Mr James added: ‘I’ve seen similar footage on television but seeing it in person was remarkable.
‘It just grew and grew and as the light faded their silhouettes darkened and depending on direction of flight the mass sometimes appeared denser and more compacted, before spreading out again and literally filling the sky.’
Curious to catch a glimpse of the murmurations other Kettering residents had been witnessing, he headed over to the road and was mesmerised by the spectacle
The birds swirled in the sky above his head, forming smaller groups before coming together and filling the sky
Initially there were around 40 birds flying together before another group of 20 joined them in the spectacle.
‘For about 20 minutes this kept happening until the sky was full and anybody with any sense took shelter,’ Mr James said.
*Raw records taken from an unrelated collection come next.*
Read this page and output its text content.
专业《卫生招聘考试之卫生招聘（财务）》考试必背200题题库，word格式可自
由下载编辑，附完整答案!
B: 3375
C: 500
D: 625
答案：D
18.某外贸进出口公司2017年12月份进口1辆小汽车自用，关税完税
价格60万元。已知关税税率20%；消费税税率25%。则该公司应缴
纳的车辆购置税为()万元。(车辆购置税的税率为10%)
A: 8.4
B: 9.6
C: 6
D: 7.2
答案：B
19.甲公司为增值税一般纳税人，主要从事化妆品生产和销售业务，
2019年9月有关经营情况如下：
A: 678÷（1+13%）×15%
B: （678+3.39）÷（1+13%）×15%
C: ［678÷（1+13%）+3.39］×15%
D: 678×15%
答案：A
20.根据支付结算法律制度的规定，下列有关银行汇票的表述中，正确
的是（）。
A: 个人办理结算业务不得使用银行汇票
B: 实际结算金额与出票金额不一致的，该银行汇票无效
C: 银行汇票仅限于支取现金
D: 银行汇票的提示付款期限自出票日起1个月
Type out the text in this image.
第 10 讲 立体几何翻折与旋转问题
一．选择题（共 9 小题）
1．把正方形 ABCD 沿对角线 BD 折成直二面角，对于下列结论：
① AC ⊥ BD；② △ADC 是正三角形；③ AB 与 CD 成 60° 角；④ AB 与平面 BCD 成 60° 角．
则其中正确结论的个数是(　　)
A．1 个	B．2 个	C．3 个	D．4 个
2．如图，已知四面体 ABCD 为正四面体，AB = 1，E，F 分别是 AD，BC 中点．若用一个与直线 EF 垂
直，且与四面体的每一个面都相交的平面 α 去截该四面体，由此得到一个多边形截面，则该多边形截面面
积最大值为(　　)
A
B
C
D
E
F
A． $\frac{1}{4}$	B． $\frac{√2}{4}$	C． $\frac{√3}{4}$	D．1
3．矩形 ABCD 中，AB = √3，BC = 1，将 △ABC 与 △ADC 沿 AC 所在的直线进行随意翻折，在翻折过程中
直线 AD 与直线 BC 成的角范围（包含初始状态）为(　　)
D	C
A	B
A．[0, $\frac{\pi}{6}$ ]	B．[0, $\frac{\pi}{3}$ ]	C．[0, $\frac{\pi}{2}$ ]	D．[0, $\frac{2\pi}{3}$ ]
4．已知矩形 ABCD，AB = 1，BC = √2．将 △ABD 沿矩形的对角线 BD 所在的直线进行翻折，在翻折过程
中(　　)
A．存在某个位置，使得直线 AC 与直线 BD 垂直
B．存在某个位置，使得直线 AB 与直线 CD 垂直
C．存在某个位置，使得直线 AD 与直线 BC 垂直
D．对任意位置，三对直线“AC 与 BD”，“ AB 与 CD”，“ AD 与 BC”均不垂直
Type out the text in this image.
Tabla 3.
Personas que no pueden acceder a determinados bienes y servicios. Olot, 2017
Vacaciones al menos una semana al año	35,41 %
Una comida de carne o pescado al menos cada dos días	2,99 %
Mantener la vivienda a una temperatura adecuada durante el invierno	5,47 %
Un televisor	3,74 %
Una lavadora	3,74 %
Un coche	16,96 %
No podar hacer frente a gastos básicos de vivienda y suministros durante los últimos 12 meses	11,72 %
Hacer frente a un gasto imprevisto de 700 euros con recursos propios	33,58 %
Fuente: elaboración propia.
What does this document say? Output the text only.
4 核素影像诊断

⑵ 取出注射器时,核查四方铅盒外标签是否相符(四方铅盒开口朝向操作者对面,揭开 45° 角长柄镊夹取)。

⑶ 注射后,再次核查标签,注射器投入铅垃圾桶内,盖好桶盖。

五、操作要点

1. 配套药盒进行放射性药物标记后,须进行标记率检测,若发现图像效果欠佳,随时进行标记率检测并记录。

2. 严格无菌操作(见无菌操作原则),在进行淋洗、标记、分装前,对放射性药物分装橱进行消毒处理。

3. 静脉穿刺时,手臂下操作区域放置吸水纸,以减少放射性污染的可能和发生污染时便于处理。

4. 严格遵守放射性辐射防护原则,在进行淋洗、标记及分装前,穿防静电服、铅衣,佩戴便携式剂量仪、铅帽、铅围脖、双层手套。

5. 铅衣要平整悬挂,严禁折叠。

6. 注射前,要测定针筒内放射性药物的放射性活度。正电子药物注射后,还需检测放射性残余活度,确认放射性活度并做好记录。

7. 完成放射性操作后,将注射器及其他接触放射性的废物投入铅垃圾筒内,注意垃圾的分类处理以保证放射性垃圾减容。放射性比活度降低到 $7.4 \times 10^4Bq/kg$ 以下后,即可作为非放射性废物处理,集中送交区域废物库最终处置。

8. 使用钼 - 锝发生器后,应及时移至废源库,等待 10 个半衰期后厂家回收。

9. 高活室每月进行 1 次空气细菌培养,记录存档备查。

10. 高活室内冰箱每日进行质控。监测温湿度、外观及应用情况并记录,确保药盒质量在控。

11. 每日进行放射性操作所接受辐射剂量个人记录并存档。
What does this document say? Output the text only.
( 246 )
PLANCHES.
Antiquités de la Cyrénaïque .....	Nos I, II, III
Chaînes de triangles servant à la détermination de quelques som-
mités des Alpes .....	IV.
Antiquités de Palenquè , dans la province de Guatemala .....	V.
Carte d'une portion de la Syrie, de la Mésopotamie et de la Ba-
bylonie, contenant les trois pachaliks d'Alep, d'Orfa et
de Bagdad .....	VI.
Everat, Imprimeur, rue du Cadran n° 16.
‘The sound of their droppings landing was audible, like the initial large rain droplets that precede a storm.’
At the time he said noted that one outline they formed looked like a duck and at the same moment another young girl shouted ‘it’s a duck’ to her mother.
On Tuesday photographer James Crombie captured a murmuration forming the shape of a giant bird over Lough Ennell, Co. Westmeath.
Photographer James Crombie captured the stunning murmuration of starlings swooping over Lough Ennell on Tuesday evening. The flock formed the outline of a giant bird
Mr Crombie and friend Colin Hogg had been watching the starlings for weeks as they tried to find the ideal location for shooting the impressive footage. Mr Crombie told the Irish Times that he had already formed an ‘image in his head’ that he wanted to replicate
Mr Crombie had made around 50 trips to Lough Ennell in the hope that he would capture the murmuration.
He and Colin Hogg, a friend, had tracked the starlings for several weeks in a bid to find the ideal location for shooting the footage.
In December, Hannah Farah witnessed a flock of birds create the shape of a duck.
She was visiting Fairburn Ings RSPB Nature Reserve, near Castleford, West Yorkshire, with her father, Peter Lau, and her children, nine-year-old Sonny and ten-year-old Kinza when the spectacle took place.
Grouping together protects starlings from predators such as falcons who will find it difficult to target one bird in a pack of thousands.
Starlings also gather together to keep warm at night and to communicate.
The starling population in the UK has fallen by more than 80 per cent in recent years meaning they are now on the list of birds most at risk.
THE MYSTERY OF MURMURATIONS
Little is known about why murmurations occur, although it has been suggested that the displays help starlings by confusing predators.
Each bird mimics the movement of its neighbour, which ripples out to the whole flock.
In 2014, a research team from Warwick discovered that it is the areas of light and dark in the flocks that allow the starlings to fly so close together.
The pattern of light and dark, formed as the birds attempt to achieve the necessary density, is what provides vital information to individual birds within the flock.
Pictured: An astonishing murmuration of starlings fly close to power lines at sunset near Gretna on the Scottish borders
Starlings are smaller than blackbirds, with a short tail, pointed head and triangular wings.
From a distance they appear black, but close-up they are very glossy with a sheen of purples and greens.
Even though the species remains one of the most common garden birds, its decline elsewhere makes it a red list species as a bird of high conservation concern.